Dengan rasa ingin tahu, aku memalingkan wajahku ke arah Rara dan mengacuhkan saja
ocehan dosen.
“Agak dahsyat sih beritanya. Tapi jangan sampai kaget ya?” ujarnya membuatku semakin
ingin tahu.
“Iya..iya. Cepetan, jangan bikin aku penasaran dong.”
“Kakak senior kita dari UKM Basket, kak Arya tadi malam bunuh diri.”
“Apa!!!!!!!!!!!????” suaraku langsung menggelegar. Seluruh rungan kelas terdiam. Semua
mata bahkan dosen pun menengok kearahku. Aku hanya bengong sambil berusaha menutup
mulutku karena malu. Aliran darahku entah kenapa tiba-tiba mulai menegang.
* * *
Aku tidak habis pikir. Kak Arya merupakan kapten basket di UKM Basket kampus. Dia di
kenal sebagai orang yang ceria dan selalu murah senyum. Aku kehabisan akal untuk tidak
percaya bahwa itu bukan Kak Arya. Tetapi setelah mendengar kabar itu dari hampir seisi
kampus membuatku mau tidak mau harus percaya.
Dia meninggal, bunuh diri di gantungan laboratorium jurusannya, Teknik Mesin. Kabar
burungnya, dia meninggal karena tugas akhirnya telah di tolak beberapa kali oleh dosen,
padahal dia sudah ketinggalan wisuda selama tiga kali.
“Kasihan ya Kak Arya, Yun. Di kampus dia itu selalu ceria tapi ternyata dia justru sedang
stres memikirkan tugas akhirnya.” komentar Rara di kantin kampus.
“Iya juga sih. Kok dia sampai mikir bunuh diri ya?”

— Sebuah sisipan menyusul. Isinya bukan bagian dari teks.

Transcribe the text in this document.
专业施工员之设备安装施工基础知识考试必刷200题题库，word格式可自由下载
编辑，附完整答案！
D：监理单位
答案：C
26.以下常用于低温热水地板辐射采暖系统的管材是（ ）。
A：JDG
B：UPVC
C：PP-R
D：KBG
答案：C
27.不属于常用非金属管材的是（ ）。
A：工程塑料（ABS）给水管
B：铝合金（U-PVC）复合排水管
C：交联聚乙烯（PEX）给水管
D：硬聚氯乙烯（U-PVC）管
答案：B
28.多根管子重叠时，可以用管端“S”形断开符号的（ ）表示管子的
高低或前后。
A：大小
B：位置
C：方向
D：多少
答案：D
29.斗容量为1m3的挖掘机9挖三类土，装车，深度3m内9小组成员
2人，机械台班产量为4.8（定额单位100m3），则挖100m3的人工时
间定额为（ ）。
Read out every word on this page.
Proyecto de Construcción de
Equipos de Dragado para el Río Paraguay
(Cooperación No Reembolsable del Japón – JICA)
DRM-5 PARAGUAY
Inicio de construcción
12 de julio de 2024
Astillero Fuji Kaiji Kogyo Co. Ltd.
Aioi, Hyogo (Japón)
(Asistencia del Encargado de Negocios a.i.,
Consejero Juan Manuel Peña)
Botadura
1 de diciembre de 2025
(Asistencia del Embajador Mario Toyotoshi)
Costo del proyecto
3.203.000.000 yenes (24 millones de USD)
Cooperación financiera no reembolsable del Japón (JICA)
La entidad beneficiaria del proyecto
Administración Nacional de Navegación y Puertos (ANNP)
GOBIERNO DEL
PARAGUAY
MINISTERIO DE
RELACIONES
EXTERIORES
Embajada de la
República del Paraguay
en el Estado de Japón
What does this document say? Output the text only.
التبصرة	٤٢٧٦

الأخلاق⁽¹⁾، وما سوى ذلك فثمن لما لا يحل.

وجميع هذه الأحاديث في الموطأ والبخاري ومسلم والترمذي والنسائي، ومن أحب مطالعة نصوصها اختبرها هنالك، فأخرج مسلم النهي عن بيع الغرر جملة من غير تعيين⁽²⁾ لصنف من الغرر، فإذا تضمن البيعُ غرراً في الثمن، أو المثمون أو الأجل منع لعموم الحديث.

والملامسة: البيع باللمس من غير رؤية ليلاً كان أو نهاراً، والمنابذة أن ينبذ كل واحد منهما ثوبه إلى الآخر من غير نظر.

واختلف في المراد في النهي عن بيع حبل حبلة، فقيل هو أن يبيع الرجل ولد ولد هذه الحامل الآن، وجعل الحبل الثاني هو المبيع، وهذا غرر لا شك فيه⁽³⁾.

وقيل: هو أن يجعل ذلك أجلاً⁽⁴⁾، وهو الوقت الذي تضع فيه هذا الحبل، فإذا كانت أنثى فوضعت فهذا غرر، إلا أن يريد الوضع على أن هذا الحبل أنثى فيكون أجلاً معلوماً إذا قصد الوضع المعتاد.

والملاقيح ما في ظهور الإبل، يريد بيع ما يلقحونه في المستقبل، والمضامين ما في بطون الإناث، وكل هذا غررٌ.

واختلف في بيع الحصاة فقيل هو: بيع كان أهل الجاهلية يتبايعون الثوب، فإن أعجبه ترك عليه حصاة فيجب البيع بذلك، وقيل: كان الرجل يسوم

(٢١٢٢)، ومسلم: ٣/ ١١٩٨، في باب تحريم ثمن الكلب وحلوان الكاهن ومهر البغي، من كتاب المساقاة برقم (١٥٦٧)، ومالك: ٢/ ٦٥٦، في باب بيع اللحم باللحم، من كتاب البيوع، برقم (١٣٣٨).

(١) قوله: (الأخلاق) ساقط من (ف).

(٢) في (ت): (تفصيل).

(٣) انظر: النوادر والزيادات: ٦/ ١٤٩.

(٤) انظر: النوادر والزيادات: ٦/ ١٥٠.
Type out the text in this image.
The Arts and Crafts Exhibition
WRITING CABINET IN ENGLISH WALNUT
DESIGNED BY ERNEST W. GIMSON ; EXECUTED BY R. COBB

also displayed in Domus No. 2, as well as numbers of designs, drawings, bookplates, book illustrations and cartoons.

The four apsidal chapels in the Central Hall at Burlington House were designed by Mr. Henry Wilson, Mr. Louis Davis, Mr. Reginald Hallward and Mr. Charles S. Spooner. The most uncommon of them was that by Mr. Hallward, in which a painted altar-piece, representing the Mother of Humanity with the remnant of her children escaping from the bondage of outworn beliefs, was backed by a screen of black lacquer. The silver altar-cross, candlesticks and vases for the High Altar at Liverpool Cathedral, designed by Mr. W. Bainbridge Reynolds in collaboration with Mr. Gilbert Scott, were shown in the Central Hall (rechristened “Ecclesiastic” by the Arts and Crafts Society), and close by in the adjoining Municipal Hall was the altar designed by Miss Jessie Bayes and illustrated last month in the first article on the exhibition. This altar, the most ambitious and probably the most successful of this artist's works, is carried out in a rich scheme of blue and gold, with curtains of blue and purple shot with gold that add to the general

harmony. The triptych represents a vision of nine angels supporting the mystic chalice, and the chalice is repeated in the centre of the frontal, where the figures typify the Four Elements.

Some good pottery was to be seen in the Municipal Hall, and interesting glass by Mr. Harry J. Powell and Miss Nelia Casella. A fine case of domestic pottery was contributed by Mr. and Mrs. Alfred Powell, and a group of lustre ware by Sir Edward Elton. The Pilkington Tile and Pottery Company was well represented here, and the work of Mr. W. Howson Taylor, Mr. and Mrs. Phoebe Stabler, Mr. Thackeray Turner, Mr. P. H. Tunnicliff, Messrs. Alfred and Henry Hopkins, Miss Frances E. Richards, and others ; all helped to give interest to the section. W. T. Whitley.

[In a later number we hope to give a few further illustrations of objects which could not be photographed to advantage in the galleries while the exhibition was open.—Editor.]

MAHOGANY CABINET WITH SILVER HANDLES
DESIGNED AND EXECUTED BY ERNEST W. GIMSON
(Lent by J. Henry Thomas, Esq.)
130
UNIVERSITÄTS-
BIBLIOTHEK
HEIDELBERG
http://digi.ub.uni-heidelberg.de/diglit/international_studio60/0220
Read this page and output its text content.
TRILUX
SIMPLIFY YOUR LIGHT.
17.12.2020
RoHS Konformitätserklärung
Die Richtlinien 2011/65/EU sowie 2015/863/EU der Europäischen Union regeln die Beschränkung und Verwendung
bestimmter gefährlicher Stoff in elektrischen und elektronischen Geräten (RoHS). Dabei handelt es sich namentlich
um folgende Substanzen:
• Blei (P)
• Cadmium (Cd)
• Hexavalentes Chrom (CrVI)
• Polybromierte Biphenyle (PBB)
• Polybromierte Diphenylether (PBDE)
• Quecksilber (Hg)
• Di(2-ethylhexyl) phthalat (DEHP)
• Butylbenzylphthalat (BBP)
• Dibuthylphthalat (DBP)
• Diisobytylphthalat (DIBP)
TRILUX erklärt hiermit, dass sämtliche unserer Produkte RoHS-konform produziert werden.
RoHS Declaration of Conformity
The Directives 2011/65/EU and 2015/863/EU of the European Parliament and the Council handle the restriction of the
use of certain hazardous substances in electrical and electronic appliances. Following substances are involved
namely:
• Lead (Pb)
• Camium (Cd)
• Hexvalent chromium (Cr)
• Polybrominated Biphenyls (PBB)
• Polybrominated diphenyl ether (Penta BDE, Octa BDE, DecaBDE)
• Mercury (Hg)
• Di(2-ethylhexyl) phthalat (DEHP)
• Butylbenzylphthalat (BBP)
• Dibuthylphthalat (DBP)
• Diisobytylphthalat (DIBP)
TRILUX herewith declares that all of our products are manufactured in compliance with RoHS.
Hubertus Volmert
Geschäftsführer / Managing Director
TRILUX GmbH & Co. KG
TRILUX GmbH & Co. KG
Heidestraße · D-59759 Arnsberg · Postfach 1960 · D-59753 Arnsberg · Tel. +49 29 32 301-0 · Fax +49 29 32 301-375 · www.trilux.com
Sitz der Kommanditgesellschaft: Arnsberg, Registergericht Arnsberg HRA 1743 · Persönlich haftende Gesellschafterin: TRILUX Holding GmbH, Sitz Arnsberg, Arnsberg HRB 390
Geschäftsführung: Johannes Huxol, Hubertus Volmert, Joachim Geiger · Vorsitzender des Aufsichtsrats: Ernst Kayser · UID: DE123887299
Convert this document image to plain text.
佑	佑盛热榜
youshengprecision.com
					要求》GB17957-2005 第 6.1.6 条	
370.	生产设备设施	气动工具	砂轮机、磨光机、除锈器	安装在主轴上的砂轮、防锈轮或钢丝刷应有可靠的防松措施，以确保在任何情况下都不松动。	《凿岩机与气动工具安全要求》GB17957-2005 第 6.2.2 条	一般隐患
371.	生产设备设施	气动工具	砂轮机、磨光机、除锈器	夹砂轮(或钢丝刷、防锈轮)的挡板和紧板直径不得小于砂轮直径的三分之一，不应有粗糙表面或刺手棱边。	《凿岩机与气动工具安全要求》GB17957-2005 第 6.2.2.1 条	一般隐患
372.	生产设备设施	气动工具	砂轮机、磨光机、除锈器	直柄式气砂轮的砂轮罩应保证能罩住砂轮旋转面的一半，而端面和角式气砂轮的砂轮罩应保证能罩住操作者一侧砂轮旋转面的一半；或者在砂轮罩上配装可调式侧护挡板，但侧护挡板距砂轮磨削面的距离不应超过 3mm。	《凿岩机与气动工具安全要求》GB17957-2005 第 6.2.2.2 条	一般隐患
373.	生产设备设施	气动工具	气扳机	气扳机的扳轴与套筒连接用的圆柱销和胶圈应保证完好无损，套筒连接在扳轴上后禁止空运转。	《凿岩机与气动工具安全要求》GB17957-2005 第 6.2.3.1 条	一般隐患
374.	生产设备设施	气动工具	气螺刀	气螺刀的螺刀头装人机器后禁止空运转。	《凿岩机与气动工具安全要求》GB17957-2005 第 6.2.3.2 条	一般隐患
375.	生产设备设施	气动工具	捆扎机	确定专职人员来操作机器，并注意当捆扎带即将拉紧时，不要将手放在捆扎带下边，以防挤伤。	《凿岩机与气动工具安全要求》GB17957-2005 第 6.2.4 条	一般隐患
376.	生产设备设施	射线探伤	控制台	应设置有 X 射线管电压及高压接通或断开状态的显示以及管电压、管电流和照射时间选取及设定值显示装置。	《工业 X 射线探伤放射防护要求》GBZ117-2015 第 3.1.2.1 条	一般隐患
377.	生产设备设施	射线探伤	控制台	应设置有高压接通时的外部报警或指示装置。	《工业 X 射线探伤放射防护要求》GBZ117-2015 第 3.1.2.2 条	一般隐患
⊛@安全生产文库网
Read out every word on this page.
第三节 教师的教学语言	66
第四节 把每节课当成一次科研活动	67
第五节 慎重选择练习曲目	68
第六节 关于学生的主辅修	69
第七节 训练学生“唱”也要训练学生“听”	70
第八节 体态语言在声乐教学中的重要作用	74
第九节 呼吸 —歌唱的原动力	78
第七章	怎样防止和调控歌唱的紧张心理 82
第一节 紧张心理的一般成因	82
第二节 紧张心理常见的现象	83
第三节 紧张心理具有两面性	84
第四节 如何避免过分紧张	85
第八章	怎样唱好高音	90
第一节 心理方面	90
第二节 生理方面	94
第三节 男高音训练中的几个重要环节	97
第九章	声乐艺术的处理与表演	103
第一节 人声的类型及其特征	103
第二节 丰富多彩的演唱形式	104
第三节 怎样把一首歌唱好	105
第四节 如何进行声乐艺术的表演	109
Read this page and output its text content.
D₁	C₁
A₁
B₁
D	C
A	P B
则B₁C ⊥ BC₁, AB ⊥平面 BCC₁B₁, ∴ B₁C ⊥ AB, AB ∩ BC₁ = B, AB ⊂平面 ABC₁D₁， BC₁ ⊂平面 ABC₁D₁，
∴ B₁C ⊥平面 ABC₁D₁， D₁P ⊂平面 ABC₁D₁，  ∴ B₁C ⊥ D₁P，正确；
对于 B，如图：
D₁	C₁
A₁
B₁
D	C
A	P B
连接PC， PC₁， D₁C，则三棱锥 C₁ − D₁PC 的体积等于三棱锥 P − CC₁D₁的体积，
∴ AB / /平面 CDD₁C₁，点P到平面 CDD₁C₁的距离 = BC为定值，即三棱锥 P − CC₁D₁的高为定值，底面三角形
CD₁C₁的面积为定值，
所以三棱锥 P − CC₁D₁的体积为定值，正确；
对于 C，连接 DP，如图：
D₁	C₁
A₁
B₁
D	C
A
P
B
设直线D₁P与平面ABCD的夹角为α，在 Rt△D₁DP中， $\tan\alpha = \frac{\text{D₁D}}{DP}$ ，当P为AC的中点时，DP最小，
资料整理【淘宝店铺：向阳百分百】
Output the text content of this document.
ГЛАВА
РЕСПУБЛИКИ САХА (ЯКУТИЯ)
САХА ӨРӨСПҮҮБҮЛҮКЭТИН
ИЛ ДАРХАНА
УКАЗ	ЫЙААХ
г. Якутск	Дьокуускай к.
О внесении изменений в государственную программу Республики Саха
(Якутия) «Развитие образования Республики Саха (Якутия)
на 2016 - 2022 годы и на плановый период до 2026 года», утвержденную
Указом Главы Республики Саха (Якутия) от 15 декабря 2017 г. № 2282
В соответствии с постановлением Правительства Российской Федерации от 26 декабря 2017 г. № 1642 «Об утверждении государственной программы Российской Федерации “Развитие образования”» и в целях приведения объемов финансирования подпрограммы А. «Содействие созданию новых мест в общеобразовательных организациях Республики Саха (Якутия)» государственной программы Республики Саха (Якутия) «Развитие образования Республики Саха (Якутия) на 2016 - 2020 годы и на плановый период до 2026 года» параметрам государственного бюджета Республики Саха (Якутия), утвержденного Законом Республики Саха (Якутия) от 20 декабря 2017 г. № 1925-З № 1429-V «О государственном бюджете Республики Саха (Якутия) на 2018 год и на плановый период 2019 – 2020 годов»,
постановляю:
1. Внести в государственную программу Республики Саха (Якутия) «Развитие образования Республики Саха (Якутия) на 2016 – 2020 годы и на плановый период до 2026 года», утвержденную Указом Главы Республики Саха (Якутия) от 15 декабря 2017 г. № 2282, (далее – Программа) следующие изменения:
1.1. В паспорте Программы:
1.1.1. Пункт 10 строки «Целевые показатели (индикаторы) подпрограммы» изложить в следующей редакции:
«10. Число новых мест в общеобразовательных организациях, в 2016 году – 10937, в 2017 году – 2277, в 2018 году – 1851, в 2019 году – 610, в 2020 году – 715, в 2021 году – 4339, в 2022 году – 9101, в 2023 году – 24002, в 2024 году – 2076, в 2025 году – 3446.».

“Tapi kalau di pikir-pikir semakin tahun kok semakin banyak ya korban pendidikan di negara
kita? Gak usah di negara, di kampus kita aja hampir tiap tahun selalu saja ada yang jadi
korban pendidikan. Ada yang stres karena mikirin kuliahnya, ada yang hamil di luar nikah,
bahkan ada yang sampai bunuh diri.” komentar Rara.
Dalam hati aku melamunkan komentar Rara itu. Memang benar semakin tahun semakin
banyak saja mahasiswa yang meninggal atau melakukan penyimpangan sosial entah dengan
cara apa tapi ujung-ujungnya sebabnya adalah pendidikan.
Apa yang salah? Bukankah dana pendidikan sudah mendapat prioritas di kursi anggaran?
Bukankah sudah ada perbaikan kurikulum dalam kompetensi belajar? Bukankah sudah ada
tenaga pengajar atau dosen yang memiliki kompetensi mumpuni di setiap bidangnya?
Bukankah manajemen setiap kampus sudah memiliki kewenangan yang luas untuk
menentukan sendiri otonomi kampusnya? Bukankah tujuan dari setiap pendidikan adalah
untuk mencerdaskan kehidupan bangsa kita? Yang paling penting bukankah gobalisasi
merupakan penyokong utama orientasi pendidikan kita? Apa yang salah dengan sistem
pendidikan kita?
“Hoey...kok bengong!” ujar Rara mengagetkan pikiranku. “Yuk keruangan BEM Hukum,
bahas acara bakti sosial.” ajaknya. Dengan masih menyisakan tanda tanya dalam hati, aku
hanya menuruti saja kemauan Rara.
* * *
Kuliah pagi memang bisa di katakan neraka bagi sebagian mahasiswa. Bagaimana tidak,
waktu yang seharusnya bisa di gunakan untuk tidur itu malah digunakan untuk berkutat
dengan setumpuk buku tebal atau rentetan panjang ocehan dosen. Namun, aku justru
menyukai kuliah pagi. Karena selama perjalanan jalan kakiku dari kost ke kampus
membuatku sangat suka untuk memperhatikan aktivitas orang lain atau jalanan yang macet
atau sekedar membaca koran yang di jual di trotoar jalan raya.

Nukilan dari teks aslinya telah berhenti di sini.